De las seis piezas del programa, la mitad es de destacadísimos compositores del nacionalismo modernista: el mexicano Manuel Ponce (1882-1948), el uruguayo Eduardo Fabini (1882-1950) y el brasileño Heitor Villa-Lobos (1887-1959). Hay dos compositores argentinos mucho más jóvenes, pero que insistieron en la estética de la generación precedente: Carlos Guastavino (1912-2000) y Alberto Ginastera (1916-1983). El más joven del programa es Astor Piazzolla (1921-1992).

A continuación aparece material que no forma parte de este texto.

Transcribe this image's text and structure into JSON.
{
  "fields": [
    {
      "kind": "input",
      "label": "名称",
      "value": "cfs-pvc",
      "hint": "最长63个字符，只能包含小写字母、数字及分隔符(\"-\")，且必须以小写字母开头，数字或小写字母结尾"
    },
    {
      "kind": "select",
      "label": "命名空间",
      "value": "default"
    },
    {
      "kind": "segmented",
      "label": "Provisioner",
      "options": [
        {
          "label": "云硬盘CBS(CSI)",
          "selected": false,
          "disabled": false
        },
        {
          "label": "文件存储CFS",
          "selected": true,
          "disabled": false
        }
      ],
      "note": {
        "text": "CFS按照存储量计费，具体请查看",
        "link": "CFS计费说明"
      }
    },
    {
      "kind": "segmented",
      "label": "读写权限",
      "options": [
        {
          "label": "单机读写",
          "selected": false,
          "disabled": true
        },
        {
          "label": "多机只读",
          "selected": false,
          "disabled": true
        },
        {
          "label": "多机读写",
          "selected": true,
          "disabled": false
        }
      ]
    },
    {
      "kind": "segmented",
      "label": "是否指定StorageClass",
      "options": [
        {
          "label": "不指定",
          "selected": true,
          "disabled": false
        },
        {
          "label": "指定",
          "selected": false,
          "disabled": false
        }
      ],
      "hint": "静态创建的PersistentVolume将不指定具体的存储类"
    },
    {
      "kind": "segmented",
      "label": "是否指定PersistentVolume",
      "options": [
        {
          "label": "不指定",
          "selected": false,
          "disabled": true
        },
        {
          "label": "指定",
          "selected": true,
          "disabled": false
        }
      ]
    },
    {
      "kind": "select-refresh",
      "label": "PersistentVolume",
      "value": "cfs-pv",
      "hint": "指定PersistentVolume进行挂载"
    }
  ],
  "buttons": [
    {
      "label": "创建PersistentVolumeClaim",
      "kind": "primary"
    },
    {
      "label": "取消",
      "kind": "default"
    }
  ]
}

La colección Cinco Piezas Breves, de Villa-Lobos, está casi toda integrada por transcripciones (obras para piano solo o para violín y orquesta). Compuestas entre 1915 y 1925, tienen una evidente y palpable influencia de Debussy, sobre todo la famosa “O canto do cisne negro”, en que el violín hace una melodía límpida hecha con notas largas, sobre un delicado fondo de piano tipo borbollón. La obra más propiamente nacionalista es aun más famosa: “A lenda do caboclo”, una especie de maxixe lento, uno de los momentos en que Villa más se acercó a, por ejemplo, Dorival Caymmi. Con la onda que él tenía para hacer esas melodías encantadoras, es una pena que haya dedicado tanto de su producción a intentar obras más pretenciosas, sin tener tanto dominio de formas más extensas. El inicio de “Serenidade”, misterioso, oscuro, hace recordar al Ravel impresionista de Miroirs o Gaspard de la nuit. Pero luego se pierde en un desarrollo algo errático, antes de arribar a la “serenidad” del título.
La “Fantasía” de Fabini es de 1928, y fue su única obra concertante (su versión principal es para violín y orquesta). Fabini escribió también esta versión (¿boceto antes de orquestar?, ¿reducción para estudio?, ¿versión alternativa?) para violín y piano. Como en tantas cosas de Fabini, los materiales son amables, tranquilos, casi anodinos. Pero su reiteración y yuxtaposición, sin desarrollos, compone un fresco extrañamente rústico, que era su manera de ser discreta pero firmemente moderno, sin alardes.
Ya la “Sonata breve” (1930), de Ponce, traduce el contacto con la movida neoclásica francesa que, harta de las nubosidades y devaneos impresionistas, prefirió las líneas claras, las sonoridades concretas, sin empaste, a veces con disonancias chillonas, así como un regreso ostensivo a la supuesta “objetividad” de las formas clásicas. Frente a esos rasgos suena un poco fuera de lugar la espagnolade final, que parece retrotraer a la belle époque debussiana.
“Pampeana número 1” (1947), de Ginastera, está, como todo lo de ese compositor, tremendamente bien escrita, con sus evocaciones de guitarra y un final muy energético en ritmo de malambo. En cuanto a “Rosita Iglesias”, de Guastavino, al escucharla asumí que sería de los años treinta. Luego leí en el librillo, en los escuetos pero instructivos comentarios de Luis Jure, que es una composición de 1965. Y pensándolo bien, tiene que ver: en tanto música erudita, la pieza está desubicada históricamente en plena era de Fluxus y del naciente minimalismo. Pero sí tiene todo que ver en el contexto de Ariel Ramírez, ese momento argentino de folclorismo pop con influjos de armonías de bossa nova y Michel Legrand. La melodía principal es preciosa.
Enrique Graf se desempeña a la perfección con este repertorio. A Cecilia Penadés la disfruto más plenamente cuando las piezas demandan una expresión más seca y un sonido más áspero, como en las obras de Ponce y Fabini. La inclusión de un tema de Piazzolla cumple con algo que es, a nivel mundial, un éxito seguro como cierre de programa o como bis de recitales. Pero para el disco no sé si fue una idea tan buena, porque ni Penadés ni Graf tienen el canyengue y la flexibilidad para generar una versión justificada de un tango tan conocido como “Adiós Nonino”. Pero en el cómputo general es un disco muy relevante, que propicia el contacto con un repertorio pocas veces frecuentado, difícil de acceder, con varios momentos de música muy bella y que nos concierne especialmente.
1. Latinoamericanos, Sodre/Perro Andaluz, 6054-2, 2014.